Improving energy-efficiency especially in routing mechanisms is one of the main goals in wireless sensor networks (WSNs). One of the issues of multi-hop routing is the phenomenon of fast energy depletion around the sink known as “sink neighborhood problem”. Recently, employing a dual-sink algorithm has become a popular trend to solve this problem. However, sink selection problem, optimizing the next destination for mobile sink, and finding the optimum next-hop in routing scheme are three other issues that need to be addressed properly in dual-sink approaches.

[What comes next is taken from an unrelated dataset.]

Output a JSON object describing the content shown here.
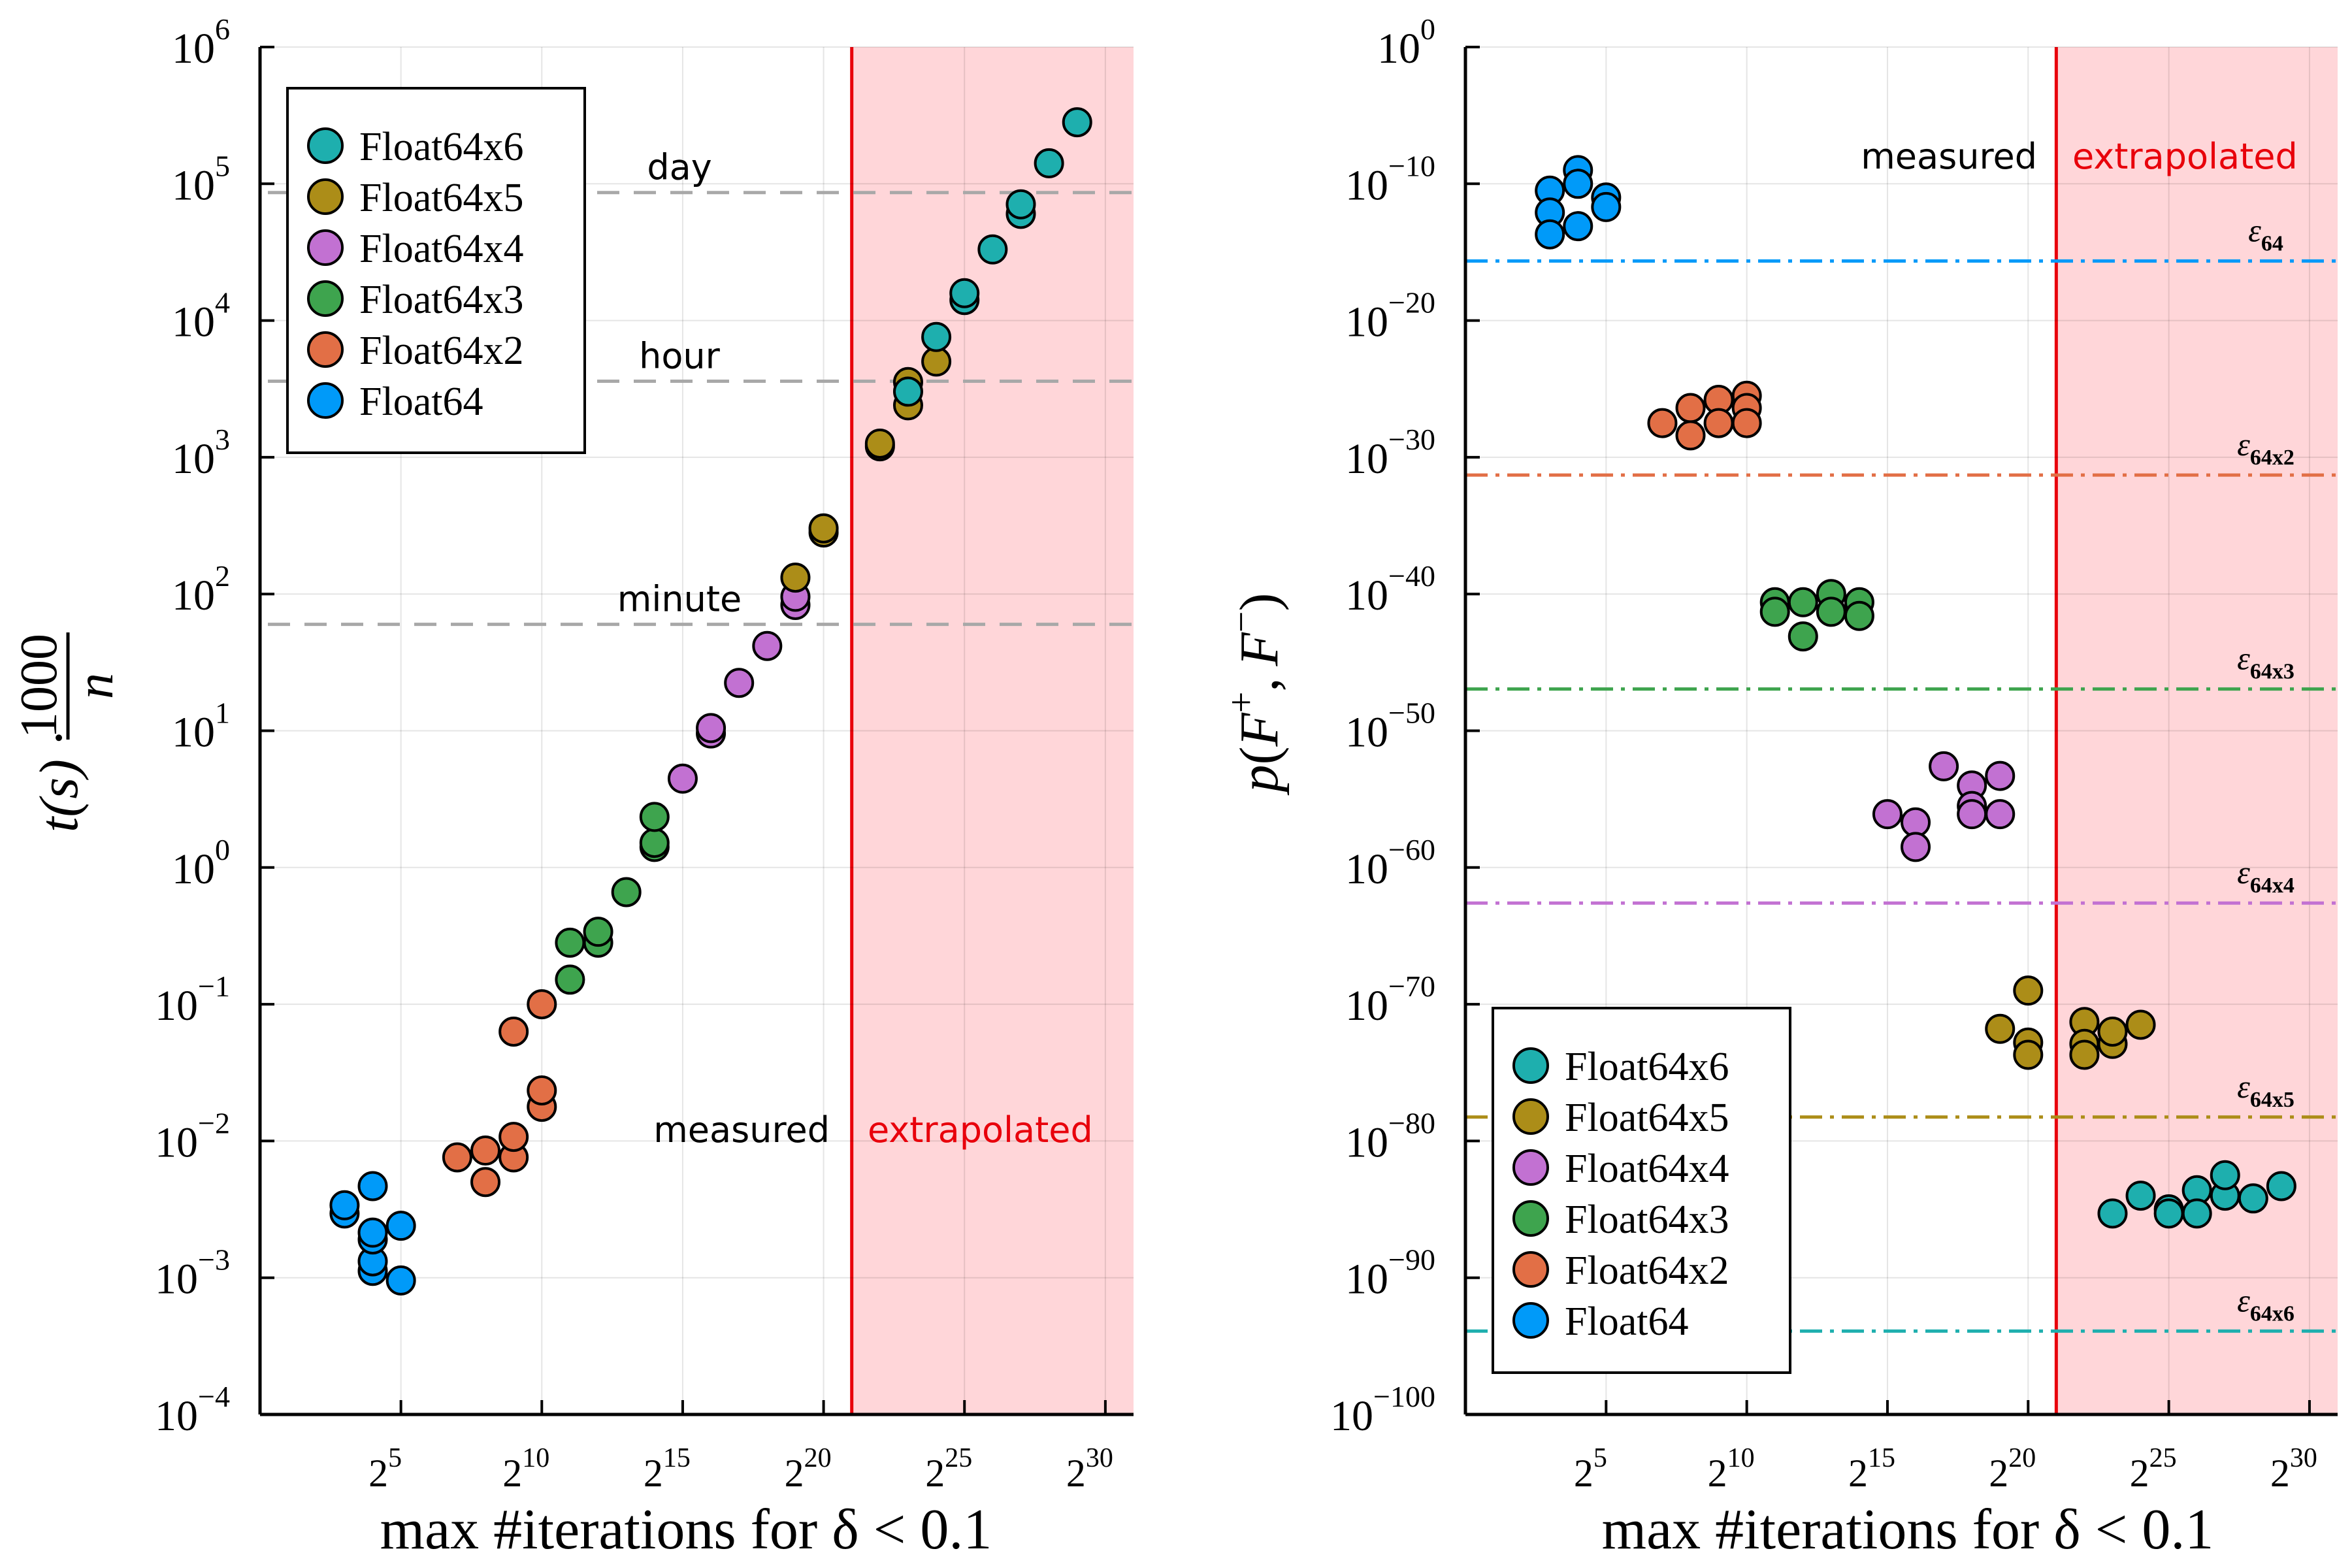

This research firstly presents an energy-efficient dual-sink algorithm with role switching mechanism (EEDARS) to address the sink selection problem in scenarios with non simultaneous events. To this end, a role switching mechanism is applied to the dual-sink algorithm for sending the nearest sink to the event area, hence shorten the path. Secondly, an energy-efficient dual-sink algorithm with fuzzybased sink mobility (EDAFSM) is developed in which the mobile sink adaptively relocates to an optimum location among multiple events using fuzzy logic. Finally, a fuzzy logic scheme for routing optimization is proposed to improve further energyefficiency in EEDARS and EDAFSM. The aforementioned proposed algorithms are known as joint dual-sink and fuzzy-based geographic routing in single-event (JDFGR-S) and multi-event (JDFGR-M) WSNs. These algorithms are compared to seven recent and established techniques. Extensive simulation of these algorithms with different conditions through NS2 framework showed significant improvements on the network metrics especially lifetime, residual energy, number of nodes alive, delivery ratio and load distribution without negative effect on the end-to-end delay. The lifetime of JDFGR-S is 10% higher than EEDARS and the lifetime of JDFGR-M is 22% more than EDAFSM. The validation of simulation results show 96.53% and 98.98% reliability for lifetime and energy consumption metrics, respectively. As a conclusion, the proposed algorithms have improved the energy-efficiency in eventdriven based WSNs.